Я много раз приходил к двери квартиры, где жила Таина. Я жил в том же доме, на десятом этаже. Спускался на лифте и выходил на втором. И когда я выходил из лифта, сердце мое пускалось вскачь, словно я намеревался потревожить дитя, которое не следовало будить. На ватных ногах я подходил к квартире 2Б и прикладывал ухо к двери. Я не слышал ничего, кроме абсолютной тишины, словно квартира стояла пустой в ожидании жильцов, которые вот-вот снимут ее. Однажды, когда я стоял, прижав ухо к двери, меня застукала соседка из 2А. Она сказала, что тоже так делала и что я ничего не услышу. Что из-под двери 2Б не просачивается ни звука, словно там не живут даже мертвые, потому что даже мертвые, сказала она, иногда шумят.
Но я продолжал приходить, потому что был уверен: с Таиной будет как в Библии. Я словно воочию видел, как люди со всего мира совершают паломничество в Испанский Гарлем ради возможности, только лишь возможности одним глазком взглянуть на беременную девственницу, проживающую в трущобной высотке на Ист-Ривер.

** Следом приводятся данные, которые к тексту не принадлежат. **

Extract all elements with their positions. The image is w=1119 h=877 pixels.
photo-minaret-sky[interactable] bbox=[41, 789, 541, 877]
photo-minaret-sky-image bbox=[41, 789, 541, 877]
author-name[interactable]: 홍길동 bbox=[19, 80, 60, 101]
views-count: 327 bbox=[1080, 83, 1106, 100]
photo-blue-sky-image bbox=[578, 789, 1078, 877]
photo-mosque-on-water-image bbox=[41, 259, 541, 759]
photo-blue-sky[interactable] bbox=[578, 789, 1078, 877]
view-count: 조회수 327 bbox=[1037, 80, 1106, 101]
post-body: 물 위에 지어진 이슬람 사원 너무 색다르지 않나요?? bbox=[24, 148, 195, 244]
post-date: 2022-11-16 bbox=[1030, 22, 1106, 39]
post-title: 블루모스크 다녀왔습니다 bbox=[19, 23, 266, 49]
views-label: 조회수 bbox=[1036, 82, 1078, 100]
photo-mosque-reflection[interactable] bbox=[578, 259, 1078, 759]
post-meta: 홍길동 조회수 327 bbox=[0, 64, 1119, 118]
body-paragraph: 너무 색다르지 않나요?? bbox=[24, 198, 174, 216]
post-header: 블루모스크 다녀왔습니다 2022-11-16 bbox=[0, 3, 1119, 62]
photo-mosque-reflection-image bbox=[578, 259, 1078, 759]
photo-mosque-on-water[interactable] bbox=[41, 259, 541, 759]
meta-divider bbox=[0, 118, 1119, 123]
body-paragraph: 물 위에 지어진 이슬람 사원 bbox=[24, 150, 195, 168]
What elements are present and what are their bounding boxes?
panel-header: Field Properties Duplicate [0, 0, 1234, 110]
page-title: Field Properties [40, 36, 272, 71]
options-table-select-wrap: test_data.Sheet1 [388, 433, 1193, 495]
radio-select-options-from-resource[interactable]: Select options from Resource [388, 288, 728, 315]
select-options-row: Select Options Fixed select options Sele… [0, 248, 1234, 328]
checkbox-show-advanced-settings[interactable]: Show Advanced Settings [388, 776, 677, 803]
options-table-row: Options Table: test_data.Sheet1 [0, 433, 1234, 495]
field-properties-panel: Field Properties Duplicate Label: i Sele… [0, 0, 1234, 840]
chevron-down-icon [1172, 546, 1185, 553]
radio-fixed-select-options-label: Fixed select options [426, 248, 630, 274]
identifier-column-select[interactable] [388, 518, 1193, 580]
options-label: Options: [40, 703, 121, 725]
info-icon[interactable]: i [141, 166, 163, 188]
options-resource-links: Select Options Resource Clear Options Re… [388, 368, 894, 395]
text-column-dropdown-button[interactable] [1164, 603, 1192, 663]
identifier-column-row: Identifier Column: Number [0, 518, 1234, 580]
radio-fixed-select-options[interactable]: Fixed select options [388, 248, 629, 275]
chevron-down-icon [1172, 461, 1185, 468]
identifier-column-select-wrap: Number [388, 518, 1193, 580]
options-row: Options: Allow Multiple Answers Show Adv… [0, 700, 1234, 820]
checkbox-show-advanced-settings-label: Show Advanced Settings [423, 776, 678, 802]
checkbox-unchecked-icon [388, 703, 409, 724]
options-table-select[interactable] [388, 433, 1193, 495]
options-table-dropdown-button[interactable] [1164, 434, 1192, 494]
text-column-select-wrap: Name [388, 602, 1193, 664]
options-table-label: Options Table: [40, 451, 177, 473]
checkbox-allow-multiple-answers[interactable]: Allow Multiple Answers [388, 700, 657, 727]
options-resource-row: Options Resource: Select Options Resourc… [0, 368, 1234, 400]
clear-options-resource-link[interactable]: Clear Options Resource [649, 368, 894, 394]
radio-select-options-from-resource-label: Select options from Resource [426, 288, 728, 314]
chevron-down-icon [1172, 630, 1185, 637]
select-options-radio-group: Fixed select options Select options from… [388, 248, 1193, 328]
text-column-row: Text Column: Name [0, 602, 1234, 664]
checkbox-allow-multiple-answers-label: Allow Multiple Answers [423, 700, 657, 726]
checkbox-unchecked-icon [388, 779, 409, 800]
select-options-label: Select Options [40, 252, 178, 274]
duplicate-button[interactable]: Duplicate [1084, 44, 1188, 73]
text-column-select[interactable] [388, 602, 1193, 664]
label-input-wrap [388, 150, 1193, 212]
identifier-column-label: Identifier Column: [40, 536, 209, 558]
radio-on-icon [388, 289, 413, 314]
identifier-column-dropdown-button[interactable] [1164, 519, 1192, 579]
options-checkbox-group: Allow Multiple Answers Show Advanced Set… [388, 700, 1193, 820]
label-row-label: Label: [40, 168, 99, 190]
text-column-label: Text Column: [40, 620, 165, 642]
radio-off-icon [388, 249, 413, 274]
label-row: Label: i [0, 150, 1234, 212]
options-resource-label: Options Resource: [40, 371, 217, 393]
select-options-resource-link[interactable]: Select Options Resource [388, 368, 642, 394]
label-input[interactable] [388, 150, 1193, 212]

Они станут прикладывать ухо к двери квартиры 2Б, совсем как я, и если посчастливится, то им будет явлена милость услышать легкий вздох, исходящий из священных легких Таины. Я верил, что все будет именно так. История Таины разошлась по Эль Баррио. Многие пожимали плечами, многие смеялись, никто не верил, но я знал точно: пройдет время и 2Б, и дом номер 514 на 100-й улице станут известны как место, давшее приют живой святой.
Но этого не произошло.
Обитатели Испанского Гарлема продолжали верить в блудный позор, в постигшую Таину трагедию. Причиной тому был, видимо, мужчина, чьи изображения когда-то покрывали стены почты на Хелл-Гейт[7] на углу 110-й улицы и Лексингтон-авеню. Этот мужчина одно время ошивался у нас в районе на распродажах, где девушки покупали туфли. Он увязывался следом за одинокими девушками, шел за ними до самого дома. А потом нападал сзади с ножом, вопрошая: «Что дашь в обмен на жизнь?» Этот человек сеял беды по всему району, и многие считали его отцом ребенка Таины.